Afin d’apporter des éléments de réponse à ces différents questionnements, il nous parait nécessaire de proposer une reformulation des cadres et des objectifs quant à l’utilisation des technologies informatisées, de leurs ressources et contenus associés, tenant compte des enjeux liés au développement d’une culture technique et informatique, à la maîtrise instrumentale des environnements informatisés, et à leurs applications dans les différents domaines d’enseignement de l’école.

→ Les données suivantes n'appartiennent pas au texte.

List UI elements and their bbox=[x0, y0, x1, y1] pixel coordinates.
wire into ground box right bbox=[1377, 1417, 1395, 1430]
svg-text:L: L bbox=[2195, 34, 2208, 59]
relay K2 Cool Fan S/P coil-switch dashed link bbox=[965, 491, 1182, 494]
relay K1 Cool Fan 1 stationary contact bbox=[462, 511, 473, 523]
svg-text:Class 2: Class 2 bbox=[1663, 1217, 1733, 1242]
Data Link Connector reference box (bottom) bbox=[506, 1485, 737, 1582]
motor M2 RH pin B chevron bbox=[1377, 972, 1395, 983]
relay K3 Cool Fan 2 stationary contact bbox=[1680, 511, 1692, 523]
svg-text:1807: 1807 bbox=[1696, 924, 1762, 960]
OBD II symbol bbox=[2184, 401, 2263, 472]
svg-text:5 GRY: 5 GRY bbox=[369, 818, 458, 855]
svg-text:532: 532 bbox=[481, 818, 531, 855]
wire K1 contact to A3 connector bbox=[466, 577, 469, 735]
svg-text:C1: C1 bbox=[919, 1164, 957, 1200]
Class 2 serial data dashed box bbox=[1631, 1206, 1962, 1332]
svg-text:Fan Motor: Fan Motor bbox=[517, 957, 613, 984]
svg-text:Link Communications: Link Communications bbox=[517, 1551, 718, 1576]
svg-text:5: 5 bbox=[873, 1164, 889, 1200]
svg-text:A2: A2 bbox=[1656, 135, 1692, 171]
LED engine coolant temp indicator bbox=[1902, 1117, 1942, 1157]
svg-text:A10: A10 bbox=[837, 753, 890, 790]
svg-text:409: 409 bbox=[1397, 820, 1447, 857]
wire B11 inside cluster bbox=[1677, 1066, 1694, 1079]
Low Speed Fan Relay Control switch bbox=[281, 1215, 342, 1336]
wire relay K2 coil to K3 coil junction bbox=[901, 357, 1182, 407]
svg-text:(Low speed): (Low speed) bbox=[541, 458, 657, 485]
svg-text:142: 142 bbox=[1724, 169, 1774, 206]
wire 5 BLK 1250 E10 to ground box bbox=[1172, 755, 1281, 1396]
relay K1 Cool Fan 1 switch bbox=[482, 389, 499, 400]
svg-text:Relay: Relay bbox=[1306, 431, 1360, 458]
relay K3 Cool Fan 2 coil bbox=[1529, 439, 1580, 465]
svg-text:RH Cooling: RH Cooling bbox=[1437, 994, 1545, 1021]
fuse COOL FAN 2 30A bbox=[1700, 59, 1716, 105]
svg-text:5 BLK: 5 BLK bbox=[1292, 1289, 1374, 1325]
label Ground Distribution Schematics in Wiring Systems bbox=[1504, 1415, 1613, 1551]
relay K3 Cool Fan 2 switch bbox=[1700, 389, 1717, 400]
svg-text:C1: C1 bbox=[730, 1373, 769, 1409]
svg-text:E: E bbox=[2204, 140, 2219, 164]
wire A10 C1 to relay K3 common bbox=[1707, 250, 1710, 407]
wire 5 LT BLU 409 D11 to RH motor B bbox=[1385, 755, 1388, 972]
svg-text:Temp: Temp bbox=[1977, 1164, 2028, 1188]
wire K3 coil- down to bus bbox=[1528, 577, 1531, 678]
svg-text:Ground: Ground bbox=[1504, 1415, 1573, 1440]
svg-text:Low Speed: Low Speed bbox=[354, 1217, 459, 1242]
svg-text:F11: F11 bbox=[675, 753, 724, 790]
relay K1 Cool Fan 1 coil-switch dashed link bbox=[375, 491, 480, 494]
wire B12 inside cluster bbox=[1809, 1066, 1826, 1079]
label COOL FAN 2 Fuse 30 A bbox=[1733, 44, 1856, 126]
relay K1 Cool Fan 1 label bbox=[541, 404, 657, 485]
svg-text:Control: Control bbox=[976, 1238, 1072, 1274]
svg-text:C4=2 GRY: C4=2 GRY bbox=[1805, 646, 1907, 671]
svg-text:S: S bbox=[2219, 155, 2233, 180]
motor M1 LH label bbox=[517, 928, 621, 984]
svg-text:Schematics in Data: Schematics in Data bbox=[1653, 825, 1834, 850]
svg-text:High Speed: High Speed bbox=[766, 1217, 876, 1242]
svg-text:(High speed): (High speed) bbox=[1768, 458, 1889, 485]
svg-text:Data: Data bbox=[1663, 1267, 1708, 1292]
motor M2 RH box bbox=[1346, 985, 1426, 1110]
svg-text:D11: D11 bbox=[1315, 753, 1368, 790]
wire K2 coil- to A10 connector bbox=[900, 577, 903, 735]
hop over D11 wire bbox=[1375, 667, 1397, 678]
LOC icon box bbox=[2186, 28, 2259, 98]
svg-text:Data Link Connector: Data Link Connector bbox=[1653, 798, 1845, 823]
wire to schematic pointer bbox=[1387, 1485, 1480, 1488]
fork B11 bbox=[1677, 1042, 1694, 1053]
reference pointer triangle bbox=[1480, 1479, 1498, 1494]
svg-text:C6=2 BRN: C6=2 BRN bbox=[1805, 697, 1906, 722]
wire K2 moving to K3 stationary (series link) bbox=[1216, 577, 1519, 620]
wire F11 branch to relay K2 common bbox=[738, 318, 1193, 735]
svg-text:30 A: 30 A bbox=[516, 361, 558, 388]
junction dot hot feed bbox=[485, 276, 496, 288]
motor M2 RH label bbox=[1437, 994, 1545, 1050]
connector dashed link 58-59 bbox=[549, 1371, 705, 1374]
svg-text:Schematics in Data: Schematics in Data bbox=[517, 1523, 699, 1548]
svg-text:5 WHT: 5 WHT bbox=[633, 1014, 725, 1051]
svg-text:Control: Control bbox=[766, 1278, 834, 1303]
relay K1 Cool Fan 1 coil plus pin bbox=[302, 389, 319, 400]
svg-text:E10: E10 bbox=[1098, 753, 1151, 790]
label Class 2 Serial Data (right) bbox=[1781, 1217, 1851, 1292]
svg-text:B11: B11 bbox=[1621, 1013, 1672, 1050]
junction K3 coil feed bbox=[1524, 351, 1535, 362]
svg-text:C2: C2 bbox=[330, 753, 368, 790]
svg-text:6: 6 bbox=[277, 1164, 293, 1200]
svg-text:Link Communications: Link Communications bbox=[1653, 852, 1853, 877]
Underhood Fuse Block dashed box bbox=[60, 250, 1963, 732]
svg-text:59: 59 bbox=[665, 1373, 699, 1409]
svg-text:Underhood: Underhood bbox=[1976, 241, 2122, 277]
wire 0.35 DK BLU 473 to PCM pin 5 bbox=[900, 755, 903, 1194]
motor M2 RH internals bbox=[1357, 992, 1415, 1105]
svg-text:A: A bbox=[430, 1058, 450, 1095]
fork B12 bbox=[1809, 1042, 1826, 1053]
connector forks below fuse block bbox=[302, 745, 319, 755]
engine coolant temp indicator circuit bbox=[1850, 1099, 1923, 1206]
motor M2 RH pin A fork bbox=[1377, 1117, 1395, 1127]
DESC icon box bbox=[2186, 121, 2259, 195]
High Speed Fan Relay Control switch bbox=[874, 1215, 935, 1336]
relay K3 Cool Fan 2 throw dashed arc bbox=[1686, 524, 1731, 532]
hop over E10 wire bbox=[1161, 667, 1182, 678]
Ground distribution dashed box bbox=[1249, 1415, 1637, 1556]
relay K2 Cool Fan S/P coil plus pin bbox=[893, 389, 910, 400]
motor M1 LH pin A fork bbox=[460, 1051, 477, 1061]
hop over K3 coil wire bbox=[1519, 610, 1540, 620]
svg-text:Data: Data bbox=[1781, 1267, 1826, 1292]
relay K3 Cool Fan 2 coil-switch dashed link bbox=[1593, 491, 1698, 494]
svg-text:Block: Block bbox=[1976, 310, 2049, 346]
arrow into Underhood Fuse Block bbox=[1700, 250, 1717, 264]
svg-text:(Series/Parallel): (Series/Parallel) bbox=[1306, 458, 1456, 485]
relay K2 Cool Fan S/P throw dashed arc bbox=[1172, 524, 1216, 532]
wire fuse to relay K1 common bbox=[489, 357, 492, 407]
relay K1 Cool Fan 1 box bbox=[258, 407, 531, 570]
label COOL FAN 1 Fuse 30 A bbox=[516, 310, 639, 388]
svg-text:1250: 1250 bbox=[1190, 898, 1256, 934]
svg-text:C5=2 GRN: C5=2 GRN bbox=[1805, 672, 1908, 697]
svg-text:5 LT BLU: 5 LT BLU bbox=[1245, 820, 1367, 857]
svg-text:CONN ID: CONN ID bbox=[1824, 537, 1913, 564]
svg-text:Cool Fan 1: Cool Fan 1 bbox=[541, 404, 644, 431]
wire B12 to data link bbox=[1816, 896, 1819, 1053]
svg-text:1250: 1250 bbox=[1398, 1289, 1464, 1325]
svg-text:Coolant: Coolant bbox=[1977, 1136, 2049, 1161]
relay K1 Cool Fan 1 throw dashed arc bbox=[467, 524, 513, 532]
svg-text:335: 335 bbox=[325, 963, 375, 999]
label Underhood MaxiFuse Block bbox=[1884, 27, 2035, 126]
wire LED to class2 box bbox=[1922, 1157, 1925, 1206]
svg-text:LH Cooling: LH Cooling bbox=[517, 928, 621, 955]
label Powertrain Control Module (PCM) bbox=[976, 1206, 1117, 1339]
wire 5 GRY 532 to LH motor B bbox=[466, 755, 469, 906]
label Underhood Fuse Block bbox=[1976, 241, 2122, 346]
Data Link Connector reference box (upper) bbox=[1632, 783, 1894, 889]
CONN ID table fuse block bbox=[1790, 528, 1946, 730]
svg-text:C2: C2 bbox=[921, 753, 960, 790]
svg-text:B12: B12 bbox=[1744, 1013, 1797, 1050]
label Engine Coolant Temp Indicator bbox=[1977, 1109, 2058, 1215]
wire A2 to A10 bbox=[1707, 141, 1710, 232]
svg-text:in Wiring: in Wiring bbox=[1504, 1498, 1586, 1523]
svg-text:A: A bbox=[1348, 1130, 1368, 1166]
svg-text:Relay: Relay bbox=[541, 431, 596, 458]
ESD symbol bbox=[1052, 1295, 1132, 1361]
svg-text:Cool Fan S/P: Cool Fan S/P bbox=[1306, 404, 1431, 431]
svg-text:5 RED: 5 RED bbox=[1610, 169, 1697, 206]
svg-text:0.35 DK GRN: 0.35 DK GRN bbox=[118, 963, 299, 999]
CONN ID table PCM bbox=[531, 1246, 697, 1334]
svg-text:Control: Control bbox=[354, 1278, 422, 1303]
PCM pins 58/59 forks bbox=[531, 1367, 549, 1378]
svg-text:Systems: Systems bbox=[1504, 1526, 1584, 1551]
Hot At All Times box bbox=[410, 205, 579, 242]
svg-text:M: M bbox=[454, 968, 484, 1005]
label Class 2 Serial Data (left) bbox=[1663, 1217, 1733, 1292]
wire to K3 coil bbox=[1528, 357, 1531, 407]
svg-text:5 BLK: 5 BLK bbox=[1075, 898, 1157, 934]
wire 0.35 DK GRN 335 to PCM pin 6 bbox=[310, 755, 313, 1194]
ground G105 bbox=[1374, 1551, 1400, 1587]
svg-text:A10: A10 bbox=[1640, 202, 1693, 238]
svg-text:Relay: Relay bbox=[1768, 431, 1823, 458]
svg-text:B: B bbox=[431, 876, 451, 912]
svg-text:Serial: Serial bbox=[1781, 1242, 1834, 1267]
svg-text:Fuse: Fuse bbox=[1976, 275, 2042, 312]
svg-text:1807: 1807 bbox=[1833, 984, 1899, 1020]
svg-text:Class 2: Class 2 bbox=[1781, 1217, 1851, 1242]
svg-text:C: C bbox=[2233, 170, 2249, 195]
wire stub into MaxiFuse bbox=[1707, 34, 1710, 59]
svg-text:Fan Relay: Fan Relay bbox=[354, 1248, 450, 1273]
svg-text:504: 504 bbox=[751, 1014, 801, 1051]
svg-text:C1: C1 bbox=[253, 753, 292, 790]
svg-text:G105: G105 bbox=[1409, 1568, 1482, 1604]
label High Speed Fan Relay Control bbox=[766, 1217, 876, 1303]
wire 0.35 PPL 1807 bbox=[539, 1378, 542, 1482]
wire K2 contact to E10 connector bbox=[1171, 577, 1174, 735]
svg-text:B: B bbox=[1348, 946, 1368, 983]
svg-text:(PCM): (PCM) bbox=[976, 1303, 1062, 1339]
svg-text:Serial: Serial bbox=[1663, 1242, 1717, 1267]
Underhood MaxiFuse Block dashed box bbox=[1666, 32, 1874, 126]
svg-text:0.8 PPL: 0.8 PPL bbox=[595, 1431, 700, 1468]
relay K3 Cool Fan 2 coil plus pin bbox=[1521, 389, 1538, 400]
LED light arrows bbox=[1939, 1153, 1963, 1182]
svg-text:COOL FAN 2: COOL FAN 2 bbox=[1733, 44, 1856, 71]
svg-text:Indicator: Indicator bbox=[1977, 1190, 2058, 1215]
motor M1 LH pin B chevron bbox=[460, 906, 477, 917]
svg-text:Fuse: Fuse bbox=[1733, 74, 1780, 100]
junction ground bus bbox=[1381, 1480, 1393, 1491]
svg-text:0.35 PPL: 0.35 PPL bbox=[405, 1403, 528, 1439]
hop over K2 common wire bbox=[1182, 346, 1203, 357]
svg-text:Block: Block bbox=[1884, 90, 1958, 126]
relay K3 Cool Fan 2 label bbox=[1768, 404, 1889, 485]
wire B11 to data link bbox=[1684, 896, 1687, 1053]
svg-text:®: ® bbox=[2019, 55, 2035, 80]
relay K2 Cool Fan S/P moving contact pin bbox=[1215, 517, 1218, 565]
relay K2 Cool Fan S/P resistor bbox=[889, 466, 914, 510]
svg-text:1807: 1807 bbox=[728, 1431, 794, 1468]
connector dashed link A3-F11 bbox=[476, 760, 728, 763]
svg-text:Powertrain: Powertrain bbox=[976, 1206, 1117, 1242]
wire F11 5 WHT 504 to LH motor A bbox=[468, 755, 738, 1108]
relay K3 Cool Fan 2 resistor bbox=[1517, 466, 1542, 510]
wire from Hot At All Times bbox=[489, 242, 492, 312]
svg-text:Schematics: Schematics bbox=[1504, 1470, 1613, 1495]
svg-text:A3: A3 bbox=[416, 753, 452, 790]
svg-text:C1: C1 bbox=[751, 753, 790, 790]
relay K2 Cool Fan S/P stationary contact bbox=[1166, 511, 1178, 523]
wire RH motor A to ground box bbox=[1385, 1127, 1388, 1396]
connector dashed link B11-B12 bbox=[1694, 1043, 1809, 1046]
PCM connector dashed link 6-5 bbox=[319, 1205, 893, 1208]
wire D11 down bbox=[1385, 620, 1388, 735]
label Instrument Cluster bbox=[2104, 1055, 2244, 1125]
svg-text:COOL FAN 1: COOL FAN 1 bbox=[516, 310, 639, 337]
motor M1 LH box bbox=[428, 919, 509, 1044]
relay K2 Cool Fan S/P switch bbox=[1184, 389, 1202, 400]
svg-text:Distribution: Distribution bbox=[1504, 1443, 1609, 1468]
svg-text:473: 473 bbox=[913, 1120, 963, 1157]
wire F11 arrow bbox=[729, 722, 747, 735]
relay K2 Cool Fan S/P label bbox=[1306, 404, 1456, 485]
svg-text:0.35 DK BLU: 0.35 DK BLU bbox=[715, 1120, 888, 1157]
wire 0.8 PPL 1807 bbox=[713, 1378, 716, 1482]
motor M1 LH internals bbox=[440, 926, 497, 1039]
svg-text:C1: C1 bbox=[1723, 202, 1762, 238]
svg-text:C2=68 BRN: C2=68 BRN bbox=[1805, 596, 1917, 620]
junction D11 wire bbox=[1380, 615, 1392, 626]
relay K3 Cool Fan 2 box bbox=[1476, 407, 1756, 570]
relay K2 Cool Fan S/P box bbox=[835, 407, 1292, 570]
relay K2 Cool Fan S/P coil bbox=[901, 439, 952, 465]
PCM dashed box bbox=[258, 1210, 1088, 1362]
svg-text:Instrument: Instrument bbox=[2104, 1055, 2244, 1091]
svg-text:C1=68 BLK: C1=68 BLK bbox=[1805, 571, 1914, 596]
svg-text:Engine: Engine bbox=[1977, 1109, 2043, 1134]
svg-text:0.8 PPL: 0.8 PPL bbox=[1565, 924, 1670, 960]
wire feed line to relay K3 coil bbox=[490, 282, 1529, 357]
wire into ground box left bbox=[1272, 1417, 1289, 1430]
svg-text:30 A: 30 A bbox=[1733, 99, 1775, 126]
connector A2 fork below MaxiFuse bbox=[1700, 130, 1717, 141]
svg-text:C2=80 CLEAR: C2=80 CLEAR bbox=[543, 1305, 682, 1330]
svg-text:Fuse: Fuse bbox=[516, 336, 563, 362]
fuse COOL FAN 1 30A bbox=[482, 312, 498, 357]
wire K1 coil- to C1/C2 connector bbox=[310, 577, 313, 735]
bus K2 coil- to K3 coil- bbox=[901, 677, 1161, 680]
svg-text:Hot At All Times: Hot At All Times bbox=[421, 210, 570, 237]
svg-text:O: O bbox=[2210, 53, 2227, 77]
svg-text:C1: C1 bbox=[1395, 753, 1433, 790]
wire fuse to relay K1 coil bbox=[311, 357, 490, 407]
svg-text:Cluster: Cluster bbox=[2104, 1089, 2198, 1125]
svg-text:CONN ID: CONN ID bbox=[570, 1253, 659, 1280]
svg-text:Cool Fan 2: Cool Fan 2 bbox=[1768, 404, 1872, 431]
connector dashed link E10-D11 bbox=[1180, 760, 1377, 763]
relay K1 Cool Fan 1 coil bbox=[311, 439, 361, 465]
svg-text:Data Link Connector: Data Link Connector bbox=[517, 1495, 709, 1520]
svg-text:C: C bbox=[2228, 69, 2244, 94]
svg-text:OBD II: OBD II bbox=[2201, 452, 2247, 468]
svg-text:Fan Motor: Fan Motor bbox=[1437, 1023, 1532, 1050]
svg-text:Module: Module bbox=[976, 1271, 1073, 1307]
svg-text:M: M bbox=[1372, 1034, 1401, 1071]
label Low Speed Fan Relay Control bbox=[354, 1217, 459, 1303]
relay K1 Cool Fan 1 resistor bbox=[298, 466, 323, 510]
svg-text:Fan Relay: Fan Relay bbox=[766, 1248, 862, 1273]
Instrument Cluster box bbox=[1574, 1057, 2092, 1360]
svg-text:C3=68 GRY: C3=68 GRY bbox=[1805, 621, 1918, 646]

La réflexion croisée sur les contraintes, les postures, les démarches, et les instruments à mettre en œuvre constitue un préalable pour soutenir une telle perspective, c’est l’un des enjeu de ce colloque. UN autre est de faire un état des recherches en cours et achevées sur les utilisations pédagogiques et situées des technologies, traduisant l’existence de pistes pour la formation des enseignants.

Le colloque éTIC/ATAMé 2 sera donc organisé autour de séances plénières, d’un symposium consacré aux technologies mobiles et tactiles, d’ateliers et de tables rondes pour questionner :

  • Les approches instrumentales dans la pratique des enseignants (instruments numériques mobiles, nomades ou fixes) : Considérations pédagogiques et ergonomiques, centrées sur les outils et interfaces, mais aussi sur l’activité des enseignants et des apprenants;.
  • L’usage et la production de ressources numériques pédagogiques : les aspects politiques, économiques (servicialisation, obsolescence) reliés aux nouveaux modèles de conception et de diffusion des ressources numériques, notamment lorsqu’ils sont portés par les outils nomades
  • Les enjeux liés aux dispositifs et aux pratiques d’accompagnement des enseignants intégrant 
les TICE dans leur classe ;
  • Les approches comparatives liées aux usages des TICE à l’école primaire dans les espaces francophones.